Nonclassical Nature of Dispersion Cancellation and Nonlocal Interferometry

TL;DR

This paper clarifies that nonlocal dispersion cancellation is inherently quantum and cannot be explained by classical physics, highlighting fundamental differences between quantum and classical models in two-photon interferometry.

Contribution

It demonstrates that nonlocal dispersion cancellation has no classical analog and discusses limitations of local realistic models in explaining two-photon interferometry.

Findings

Nonlocal dispersion cancellation is incompatible with classical field theory.

Classical models can only explain local dispersion cancellation.

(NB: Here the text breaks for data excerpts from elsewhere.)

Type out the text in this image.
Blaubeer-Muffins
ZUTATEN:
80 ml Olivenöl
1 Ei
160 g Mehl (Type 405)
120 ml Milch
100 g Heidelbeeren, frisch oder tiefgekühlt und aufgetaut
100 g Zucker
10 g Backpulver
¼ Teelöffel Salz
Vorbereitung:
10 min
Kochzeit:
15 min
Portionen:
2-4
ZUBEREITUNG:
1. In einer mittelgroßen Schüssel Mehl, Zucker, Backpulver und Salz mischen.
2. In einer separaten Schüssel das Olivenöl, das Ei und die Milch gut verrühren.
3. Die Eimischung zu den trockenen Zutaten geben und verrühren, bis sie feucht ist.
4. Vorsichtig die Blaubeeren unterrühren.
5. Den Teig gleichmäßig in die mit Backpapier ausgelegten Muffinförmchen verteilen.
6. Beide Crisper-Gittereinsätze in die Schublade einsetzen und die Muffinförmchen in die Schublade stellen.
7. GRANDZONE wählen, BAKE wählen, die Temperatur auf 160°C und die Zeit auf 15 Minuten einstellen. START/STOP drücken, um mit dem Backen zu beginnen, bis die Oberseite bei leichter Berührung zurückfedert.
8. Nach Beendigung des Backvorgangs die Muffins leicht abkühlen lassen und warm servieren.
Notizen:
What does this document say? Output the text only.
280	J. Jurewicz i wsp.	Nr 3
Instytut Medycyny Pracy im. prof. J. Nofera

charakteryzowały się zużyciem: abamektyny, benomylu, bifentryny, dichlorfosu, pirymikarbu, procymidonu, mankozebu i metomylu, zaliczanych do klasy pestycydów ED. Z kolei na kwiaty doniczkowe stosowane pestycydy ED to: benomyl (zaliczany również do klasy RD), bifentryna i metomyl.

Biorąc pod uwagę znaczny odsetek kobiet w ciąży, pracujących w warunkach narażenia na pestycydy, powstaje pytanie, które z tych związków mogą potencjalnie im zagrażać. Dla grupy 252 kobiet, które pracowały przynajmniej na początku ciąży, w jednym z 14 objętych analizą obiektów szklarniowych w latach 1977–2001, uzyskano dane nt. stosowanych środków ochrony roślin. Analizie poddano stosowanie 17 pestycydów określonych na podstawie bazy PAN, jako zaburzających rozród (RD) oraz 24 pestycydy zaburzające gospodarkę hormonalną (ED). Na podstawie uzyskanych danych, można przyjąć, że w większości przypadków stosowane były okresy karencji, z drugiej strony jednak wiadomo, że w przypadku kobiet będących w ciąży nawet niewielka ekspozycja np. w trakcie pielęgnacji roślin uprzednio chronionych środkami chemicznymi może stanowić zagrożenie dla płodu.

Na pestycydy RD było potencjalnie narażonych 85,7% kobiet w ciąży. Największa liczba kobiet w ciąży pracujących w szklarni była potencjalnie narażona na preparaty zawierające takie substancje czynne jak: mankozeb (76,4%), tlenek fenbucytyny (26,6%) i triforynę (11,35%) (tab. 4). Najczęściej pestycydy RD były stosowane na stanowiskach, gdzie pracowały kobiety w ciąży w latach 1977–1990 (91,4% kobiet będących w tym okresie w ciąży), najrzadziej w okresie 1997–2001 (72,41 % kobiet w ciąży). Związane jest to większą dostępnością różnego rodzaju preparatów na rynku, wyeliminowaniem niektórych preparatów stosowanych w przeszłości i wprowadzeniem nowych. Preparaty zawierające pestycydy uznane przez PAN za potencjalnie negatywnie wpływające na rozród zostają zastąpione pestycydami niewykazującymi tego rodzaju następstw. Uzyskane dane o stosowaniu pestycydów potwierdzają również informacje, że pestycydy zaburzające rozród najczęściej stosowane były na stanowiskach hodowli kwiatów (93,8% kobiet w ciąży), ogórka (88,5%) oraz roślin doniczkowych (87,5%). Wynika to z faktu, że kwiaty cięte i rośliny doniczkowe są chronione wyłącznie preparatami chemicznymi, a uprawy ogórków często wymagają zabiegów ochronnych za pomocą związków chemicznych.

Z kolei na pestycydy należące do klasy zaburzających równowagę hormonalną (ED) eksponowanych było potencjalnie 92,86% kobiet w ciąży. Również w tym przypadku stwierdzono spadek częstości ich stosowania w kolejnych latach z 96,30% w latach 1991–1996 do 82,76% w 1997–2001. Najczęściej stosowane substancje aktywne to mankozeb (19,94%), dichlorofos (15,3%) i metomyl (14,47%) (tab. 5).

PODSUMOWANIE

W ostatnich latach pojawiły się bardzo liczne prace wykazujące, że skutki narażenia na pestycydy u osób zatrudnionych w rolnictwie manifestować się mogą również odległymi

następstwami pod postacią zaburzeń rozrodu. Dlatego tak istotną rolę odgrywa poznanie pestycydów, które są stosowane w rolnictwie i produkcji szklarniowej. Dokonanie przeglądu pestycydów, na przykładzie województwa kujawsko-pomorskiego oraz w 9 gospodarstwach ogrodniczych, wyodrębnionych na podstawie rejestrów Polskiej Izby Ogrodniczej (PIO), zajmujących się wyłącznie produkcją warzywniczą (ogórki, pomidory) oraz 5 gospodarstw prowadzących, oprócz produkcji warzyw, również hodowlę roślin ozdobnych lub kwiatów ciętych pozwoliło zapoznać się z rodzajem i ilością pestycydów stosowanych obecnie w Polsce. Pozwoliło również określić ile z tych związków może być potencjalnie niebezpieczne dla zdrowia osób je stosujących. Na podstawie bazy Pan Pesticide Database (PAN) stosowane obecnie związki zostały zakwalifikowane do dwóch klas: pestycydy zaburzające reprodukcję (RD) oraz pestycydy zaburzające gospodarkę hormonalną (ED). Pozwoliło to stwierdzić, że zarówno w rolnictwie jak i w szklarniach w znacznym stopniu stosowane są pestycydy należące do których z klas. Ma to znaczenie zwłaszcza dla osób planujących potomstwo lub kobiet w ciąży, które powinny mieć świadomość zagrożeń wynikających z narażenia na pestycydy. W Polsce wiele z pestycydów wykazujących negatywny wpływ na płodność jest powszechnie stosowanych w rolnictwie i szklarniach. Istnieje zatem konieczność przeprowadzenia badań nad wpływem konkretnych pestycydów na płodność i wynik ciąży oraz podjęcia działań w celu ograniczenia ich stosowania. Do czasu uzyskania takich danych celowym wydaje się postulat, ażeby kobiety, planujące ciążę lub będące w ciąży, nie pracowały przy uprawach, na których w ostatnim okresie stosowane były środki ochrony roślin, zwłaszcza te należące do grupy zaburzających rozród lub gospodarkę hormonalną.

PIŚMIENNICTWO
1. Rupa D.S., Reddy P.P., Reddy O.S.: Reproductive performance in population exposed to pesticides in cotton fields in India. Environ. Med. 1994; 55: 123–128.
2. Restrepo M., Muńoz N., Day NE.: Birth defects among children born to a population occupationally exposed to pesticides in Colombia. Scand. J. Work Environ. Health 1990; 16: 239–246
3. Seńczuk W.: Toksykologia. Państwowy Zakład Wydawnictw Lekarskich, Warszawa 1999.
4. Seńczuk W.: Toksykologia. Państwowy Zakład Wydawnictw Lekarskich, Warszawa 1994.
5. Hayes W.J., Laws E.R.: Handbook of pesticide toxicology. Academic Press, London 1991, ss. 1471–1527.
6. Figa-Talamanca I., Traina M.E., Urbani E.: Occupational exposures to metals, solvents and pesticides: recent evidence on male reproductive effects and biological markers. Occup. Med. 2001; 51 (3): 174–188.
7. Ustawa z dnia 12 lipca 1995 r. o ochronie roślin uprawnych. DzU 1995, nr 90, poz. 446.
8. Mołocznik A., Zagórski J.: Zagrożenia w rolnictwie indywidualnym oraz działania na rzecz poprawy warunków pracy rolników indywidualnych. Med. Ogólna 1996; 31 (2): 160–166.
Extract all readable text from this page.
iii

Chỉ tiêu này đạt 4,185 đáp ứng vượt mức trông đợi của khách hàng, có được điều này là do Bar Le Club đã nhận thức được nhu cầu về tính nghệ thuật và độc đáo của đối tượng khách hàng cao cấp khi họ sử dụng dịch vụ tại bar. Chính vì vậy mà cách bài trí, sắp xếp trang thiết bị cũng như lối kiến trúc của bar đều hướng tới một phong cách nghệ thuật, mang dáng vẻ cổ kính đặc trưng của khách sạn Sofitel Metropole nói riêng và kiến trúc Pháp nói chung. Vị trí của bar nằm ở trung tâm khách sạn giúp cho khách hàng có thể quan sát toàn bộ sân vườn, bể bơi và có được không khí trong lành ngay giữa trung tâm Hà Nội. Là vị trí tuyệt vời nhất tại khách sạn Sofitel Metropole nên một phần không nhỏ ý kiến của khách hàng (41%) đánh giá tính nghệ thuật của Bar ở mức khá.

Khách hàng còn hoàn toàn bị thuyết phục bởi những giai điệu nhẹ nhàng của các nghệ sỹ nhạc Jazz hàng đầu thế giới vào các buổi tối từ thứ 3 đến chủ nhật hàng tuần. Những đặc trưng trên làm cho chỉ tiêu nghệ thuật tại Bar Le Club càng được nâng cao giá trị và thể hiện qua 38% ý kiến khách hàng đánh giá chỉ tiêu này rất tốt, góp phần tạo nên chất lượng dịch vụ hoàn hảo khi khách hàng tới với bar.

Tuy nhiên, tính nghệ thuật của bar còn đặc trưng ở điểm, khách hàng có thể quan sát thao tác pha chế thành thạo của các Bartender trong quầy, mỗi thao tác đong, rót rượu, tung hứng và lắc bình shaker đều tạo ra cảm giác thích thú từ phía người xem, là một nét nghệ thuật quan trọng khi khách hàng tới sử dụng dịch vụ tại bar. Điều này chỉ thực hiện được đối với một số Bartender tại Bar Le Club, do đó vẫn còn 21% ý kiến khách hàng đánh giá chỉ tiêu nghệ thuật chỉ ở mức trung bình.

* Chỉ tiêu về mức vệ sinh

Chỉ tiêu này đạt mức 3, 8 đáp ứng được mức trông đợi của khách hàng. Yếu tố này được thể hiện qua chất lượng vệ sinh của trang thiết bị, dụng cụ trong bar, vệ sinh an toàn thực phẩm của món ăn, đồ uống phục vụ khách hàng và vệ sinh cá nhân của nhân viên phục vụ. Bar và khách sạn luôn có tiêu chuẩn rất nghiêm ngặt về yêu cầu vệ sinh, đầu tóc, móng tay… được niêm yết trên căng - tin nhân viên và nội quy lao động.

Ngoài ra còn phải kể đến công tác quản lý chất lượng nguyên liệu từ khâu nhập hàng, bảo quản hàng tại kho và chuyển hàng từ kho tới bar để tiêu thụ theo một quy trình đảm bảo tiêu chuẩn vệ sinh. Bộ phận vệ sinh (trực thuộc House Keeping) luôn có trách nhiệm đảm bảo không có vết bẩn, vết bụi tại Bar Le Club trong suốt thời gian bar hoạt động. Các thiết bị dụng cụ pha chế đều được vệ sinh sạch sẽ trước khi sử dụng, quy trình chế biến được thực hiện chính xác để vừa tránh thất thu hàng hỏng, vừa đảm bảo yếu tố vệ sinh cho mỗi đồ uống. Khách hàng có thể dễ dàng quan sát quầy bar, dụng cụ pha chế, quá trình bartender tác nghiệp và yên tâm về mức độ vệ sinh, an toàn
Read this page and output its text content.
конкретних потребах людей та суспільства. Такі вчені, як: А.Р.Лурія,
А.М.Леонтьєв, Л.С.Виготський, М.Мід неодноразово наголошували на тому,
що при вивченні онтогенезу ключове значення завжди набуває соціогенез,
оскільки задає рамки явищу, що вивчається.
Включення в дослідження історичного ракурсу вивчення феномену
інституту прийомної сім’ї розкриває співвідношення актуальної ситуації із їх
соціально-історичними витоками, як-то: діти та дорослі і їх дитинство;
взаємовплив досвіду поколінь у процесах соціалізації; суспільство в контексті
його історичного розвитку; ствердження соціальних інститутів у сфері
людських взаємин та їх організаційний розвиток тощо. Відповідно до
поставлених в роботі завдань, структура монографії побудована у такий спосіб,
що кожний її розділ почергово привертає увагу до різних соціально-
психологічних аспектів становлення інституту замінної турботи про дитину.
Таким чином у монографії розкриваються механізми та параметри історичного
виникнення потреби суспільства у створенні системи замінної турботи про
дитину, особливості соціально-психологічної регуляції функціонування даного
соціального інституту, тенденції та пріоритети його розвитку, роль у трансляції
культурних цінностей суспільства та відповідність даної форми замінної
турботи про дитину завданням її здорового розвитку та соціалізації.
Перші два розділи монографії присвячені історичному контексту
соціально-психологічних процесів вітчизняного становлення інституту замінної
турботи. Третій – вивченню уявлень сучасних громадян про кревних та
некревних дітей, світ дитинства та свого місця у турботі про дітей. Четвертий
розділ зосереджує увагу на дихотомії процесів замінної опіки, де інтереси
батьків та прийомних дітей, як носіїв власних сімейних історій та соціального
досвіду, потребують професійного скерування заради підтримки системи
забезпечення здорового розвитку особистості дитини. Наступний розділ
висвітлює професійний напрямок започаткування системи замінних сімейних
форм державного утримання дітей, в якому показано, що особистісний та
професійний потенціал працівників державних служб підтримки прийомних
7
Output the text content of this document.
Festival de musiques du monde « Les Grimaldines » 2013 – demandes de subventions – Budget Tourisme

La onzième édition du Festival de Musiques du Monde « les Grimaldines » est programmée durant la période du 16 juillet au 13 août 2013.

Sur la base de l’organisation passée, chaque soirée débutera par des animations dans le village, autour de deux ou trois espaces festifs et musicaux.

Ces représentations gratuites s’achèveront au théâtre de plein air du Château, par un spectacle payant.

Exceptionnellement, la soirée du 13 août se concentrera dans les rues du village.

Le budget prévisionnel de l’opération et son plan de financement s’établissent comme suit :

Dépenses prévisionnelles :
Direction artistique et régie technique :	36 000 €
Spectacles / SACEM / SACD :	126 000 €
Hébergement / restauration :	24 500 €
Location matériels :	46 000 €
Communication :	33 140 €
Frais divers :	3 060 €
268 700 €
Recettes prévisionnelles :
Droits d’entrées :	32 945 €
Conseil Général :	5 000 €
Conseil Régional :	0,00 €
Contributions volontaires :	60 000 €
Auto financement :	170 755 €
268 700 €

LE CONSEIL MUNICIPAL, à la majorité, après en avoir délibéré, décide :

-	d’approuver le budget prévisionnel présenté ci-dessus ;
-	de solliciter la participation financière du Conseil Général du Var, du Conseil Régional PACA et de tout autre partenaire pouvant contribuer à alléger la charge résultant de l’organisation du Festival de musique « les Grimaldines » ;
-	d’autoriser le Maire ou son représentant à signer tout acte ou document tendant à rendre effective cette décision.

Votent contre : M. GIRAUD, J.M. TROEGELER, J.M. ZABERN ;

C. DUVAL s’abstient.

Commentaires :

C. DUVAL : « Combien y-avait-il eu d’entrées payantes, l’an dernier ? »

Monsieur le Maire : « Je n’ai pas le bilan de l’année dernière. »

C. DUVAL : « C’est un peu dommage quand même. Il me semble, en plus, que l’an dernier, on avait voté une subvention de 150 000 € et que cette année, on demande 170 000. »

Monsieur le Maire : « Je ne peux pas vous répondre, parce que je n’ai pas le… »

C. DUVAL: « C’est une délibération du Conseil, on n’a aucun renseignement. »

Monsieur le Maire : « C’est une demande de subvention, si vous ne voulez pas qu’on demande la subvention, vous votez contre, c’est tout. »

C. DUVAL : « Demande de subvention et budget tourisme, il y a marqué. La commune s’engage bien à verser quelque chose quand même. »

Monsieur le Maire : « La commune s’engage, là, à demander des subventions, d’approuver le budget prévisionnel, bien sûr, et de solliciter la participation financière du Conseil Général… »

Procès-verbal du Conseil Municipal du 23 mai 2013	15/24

Local models for two-photon interferometry are not realistic when considering spatial extent.

Abstract

Several recent papers have shown that some forms of dispersion cancellation have classical analogs and that some aspects of nonlocal two-photon interferometry are consistent with local realistic models. It is noted here that the classical analogs only apply to local dispersion cancellation experiments [A.M. Steinberg et al., Phys. Rev. Lett. 68, 2421 (1992)] and that nonlocal dispersion cancellation [J.D. Franson, Phys. Rev. A 45, 3126 (1992)] is inconsistent with any classical field theory and has no classical analog. The local models that have been suggested for two-photon interferometry are shown to be local but not realistic if the spatial extent of the interferometers is taken into account. It is the inability of classical models to describe all of the relevant aspects of these experiments that distinguishes between quantum and classical physics, which is also the case in Bell's inequality.